Google Gemma 3n (2GB RAM), Sarvam-M 24B, Nvidia AceReason-Nemotron 14B, ByteDance 7B Open-Source Models Released

Google has launched Gemma 3n, a multimodal model designed for mobile and edge devices. Gemma 3n can process text, images, audio, and video, and operates efficiently on devices with as little as 2GB of RAM. The model reduces RAM usage by nearly 3x, offers approximately 1.5x faster response on mobile, and is available in early preview. It will be integrated into Android and Chrome platforms. Sarvam AI, an Indian startup, has released Sarvam-M, a 24-billion-parameter open-weights hybrid language model built on Mistral Small. Sarvam-M demonstrates strong performance in math, programming, and Indian language tasks, achieving over 86% improvement on the romanised Indian language GSM-8K benchmark.

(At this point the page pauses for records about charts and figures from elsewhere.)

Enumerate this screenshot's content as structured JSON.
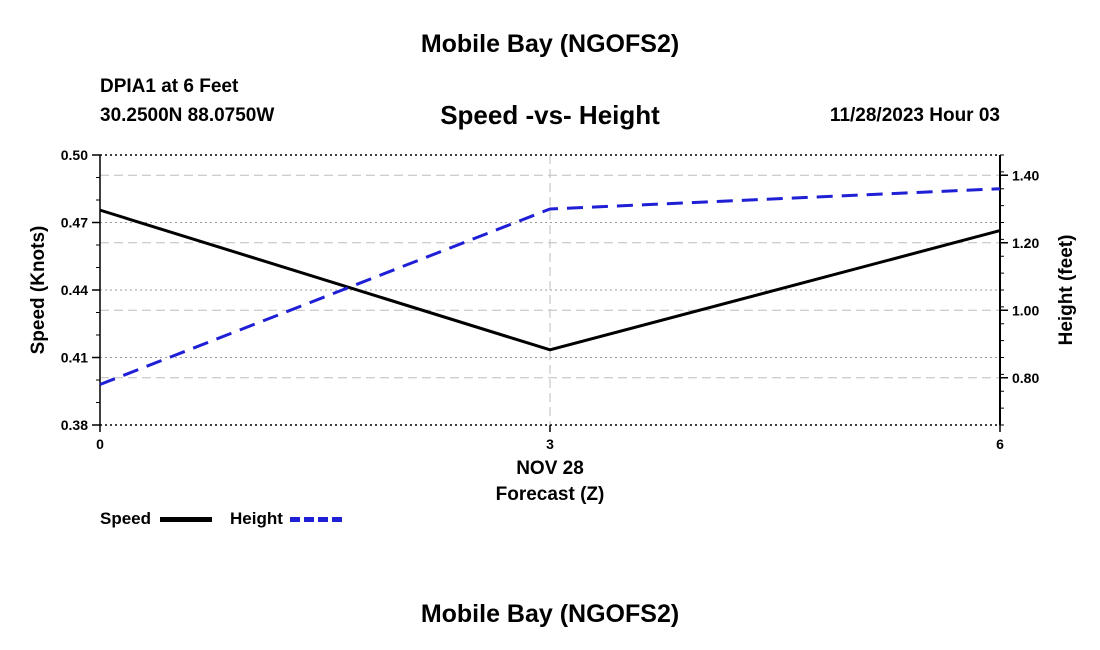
{
  "page": {
    "title": "Mobile Bay (NGOFS2)",
    "footer_title": "Mobile Bay (NGOFS2)"
  },
  "station": {
    "name": "DPIA1 at 6 Feet",
    "coords": "30.2500N  88.0750W",
    "datetime": "11/28/2023 Hour 03"
  },
  "chart_data": {
    "type": "line",
    "title": "Speed -vs- Height",
    "xlabel": "Forecast (Z)",
    "date_label": "NOV 28",
    "x": [
      0,
      3,
      6
    ],
    "x_tick_labels": [
      "0",
      "3",
      "6"
    ],
    "xlim": [
      0,
      6
    ],
    "ylabel": "Speed (Knots)",
    "ylim": [
      0.38,
      0.5
    ],
    "y_ticks": [
      0.38,
      0.41,
      0.44,
      0.47,
      0.5
    ],
    "y_tick_labels": [
      "0.38",
      "0.41",
      "0.44",
      "0.47",
      "0.50"
    ],
    "y2label": "Height (feet)",
    "y2lim": [
      0.66,
      1.46
    ],
    "y2_ticks": [
      0.8,
      1.0,
      1.2,
      1.4
    ],
    "y2_tick_labels": [
      "0.80",
      "1.00",
      "1.20",
      "1.40"
    ],
    "grid": true,
    "legend_position": "bottom-left",
    "series": [
      {
        "name": "Speed",
        "axis": "left",
        "color": "#000000",
        "style": "solid",
        "values": [
          0.4755,
          0.4134,
          0.4664
        ]
      },
      {
        "name": "Height",
        "axis": "right",
        "color": "#1f1fd6",
        "style": "dashed",
        "values": [
          0.78,
          1.3,
          1.36
        ]
      }
    ]
  }
}
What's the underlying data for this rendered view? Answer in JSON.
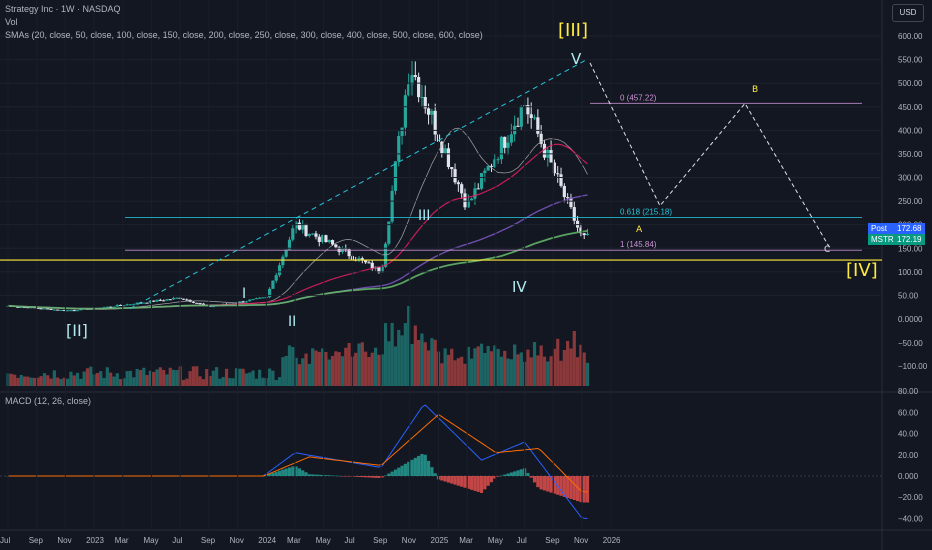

It outperforms Llama-4 Scout and is comparable to larger models such as Llama-3.3 70B. The model is accessible via API and available for download. Nvidia has introduced AceReason-Nemotron-14B, based on DeepSeek-R1-Distill-Qwen-14B, with both 7B and 14B variants. The model advances math and code reasoning through reinforcement learning, applying RL first on math-only prompts and then on code-only prompts, resulting in substantial improvements in benchmark accuracy. ByteDance has released a unified multimodal AI model that matches GPT-4o and Gemini 2.0 capabilities with only 7 billion parameters. The 100% open-source model supports multiple modalities and includes a 'Thinking mode' for advanced reasoning. Additional research includes Meta-PerSER, a personalized speech emotion recognition framework using meta-learning, and Adaptive Cognition Policy Optimization (ACPO), a reinforcement learning approach for efficient large language model reasoning.